Bloomberg has an article about the effects of climate change in Alaska, and failure to deal with them. Surprisingly, it sounds like the state was making some limited strides under Sarah Palin but has completely dropped the ball since.
Across Alaska, in towns built on permafrost, rising temperatures are causing the ground to sink, damaging buildings and roads. In towns built on the coast, less sea ice means greater exposure to storms and floods. Drier conditions have led to more forest fires. Extreme weather killed or injured as many Alaskans in 2015 as in the previous 10 years combined. “Environmental change is not a theoretical in Alaska,” says Rick Thoman, the state’s climate sciences and services manager for the National Weather Service. “It’s happening, and it’s accelerating.”
Alaska was once at the vanguard of states trying to deal with global warming.

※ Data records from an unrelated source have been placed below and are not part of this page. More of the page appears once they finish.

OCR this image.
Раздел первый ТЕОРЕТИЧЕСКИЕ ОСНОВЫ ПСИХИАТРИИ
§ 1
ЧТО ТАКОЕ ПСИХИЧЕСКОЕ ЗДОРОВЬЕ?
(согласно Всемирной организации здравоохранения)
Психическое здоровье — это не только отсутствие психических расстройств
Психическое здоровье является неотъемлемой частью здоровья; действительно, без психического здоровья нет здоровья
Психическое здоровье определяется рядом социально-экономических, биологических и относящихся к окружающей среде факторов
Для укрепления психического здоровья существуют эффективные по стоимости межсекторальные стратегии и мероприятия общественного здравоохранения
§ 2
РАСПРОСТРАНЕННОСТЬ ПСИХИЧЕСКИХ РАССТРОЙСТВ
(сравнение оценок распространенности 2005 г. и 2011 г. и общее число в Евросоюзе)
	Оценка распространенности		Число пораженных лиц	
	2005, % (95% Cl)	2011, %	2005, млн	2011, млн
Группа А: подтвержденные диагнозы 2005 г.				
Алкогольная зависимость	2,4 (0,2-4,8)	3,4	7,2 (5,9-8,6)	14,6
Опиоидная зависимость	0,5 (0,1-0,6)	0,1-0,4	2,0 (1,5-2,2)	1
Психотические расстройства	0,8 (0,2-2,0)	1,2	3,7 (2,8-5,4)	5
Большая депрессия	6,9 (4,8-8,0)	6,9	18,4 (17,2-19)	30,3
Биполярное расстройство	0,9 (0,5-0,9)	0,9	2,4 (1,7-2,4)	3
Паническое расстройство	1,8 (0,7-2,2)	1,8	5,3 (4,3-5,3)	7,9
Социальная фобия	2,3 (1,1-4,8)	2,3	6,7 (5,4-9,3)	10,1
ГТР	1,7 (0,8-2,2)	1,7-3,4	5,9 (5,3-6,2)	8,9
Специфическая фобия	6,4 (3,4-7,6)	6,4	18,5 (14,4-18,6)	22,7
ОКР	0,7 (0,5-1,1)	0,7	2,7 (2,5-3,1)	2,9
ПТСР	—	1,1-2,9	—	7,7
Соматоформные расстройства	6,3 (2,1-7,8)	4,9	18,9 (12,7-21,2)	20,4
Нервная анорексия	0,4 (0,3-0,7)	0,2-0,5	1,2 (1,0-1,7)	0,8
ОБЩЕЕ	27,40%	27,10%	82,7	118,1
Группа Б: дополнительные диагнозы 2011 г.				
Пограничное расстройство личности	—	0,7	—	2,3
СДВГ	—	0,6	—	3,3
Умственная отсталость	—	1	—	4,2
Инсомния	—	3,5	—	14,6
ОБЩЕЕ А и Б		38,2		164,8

In 2007, then-Governor Sarah Palin established a climate change subcabinet to study the effects of warmer weather and find policies to cope with them. Over three years, the legislature provided about $26 million in funding. But Palin’s successor, Republican Sean Parnell, disbanded the group in 2011. That year, Alaska withdrew from a federal program that provides funds for coastal management because of concern the program might restrict offshore oil extraction. Since then, lower oil prices, combined with dwindling production, have left the state with a budget crisis that’s among the worst in the U.S. Just when climate change is having real impact, Alaska has less and less capacity to deal with it…
Alaska is an extreme example of a national failure to prepare for climate change. Across the U.S., state funding for environmental projects, such as beach erosion control or upgraded sewage systems, peaked in 2007, even as capital expenditures have since risen 25 percent. States along the Atlantic and Gulf coasts have resisted adopting the latest model building codes designed to protect residents against storms and other extreme weather.
Along with its failure to deal with climate change, it sounds like Alaska has squandered its oil wealth. It could have converted its natural capital in financial capital that future generations could use to deal with the consequences of extracting those natural resources – pretty much a textbook definition of sustainability. It’s not the only failure at the state level – my home state of Pennsylvania could have used royalties from the shale boom to reduce its enormous state and municipal pension mess, but it didn’t and it’s mostly too late now.